Managing to make everything look and feel equally slick, visceral, urgent and relentless (with vivid help from Widows' cinematographer Sean Bobbitt and his eye for colourful period detail, and from the production and costume design teams, too), King directs Judas and the Black Messiah like he's doing more than chronicling history. He is, of course. It's impossible to watch this film in the wake of America's particularly divisive past four years, and of the Black Lives Matter movement and its quest for fairness, and not see parallels. But Judas and the Black Messiah doesn't just use its narrative to reflect the present. Doing what only the best movies that look back at the past and its many problems achieve, it roves its eyes over times gone by, shines a spotlight on rampant oppression and the struggle against it, and condenses a wealth of information into a gripping feature — but it also revels in the minutiae of both O'Neal and Hampton's stories. Both are state-sanctioned ones tragedies, and they're as scalding and searing as they still should be. Alluding to the bible in its title might seem bold, but the reality here should be known as far and wide as any religious text.

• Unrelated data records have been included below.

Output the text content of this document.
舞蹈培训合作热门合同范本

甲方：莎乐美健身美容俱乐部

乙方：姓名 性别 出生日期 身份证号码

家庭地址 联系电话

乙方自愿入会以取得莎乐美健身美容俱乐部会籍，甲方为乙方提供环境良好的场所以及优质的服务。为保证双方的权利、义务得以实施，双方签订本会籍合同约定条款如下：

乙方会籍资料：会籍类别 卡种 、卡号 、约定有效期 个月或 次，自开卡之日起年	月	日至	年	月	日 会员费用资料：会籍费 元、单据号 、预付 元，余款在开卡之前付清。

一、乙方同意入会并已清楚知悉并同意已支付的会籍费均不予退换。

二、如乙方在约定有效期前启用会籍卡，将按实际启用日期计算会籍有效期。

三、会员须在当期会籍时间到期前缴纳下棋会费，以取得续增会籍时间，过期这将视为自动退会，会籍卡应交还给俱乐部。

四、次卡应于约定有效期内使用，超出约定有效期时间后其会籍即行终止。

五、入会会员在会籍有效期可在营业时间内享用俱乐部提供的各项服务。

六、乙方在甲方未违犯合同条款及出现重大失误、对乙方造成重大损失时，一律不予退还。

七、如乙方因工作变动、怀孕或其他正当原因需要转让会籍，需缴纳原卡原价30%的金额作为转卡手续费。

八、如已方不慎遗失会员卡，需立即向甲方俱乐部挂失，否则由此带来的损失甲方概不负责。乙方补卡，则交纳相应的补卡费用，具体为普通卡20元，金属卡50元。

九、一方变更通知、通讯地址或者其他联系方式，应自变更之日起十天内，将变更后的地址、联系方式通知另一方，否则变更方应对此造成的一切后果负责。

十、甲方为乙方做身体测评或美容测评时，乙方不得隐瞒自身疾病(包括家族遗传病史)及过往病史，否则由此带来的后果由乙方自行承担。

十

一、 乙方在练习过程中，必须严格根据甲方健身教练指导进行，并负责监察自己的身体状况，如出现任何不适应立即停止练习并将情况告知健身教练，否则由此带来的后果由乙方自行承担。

Also demanding notice: those two fierce performances by returning co-stars, each of which stand out in their own ways. Black Panther and Queen & Slim's Kaluuya commands the screen during every single one of his real-life character's speeches, and brings thoughtfulness and texture to a man who is never simply lionised. As for Sorry to Bother You, Uncut Gems and Knives Out's Stanfield, he plays conflicted with a raw, nervy air — and with the vulnerability and confusion of someone manipulated into a cause he genuinely wants to be a part of, yet required to double-cross the people he believes in. So much about Judas and the Black Messiah scorches itself into memory, although fans of its central duo will find themselves left with a distinctive dream. If Kaluuya and Stanfield can keep acting in movies this invigorating, ardent, resonant and essential, audiences will keep basking in their greatness.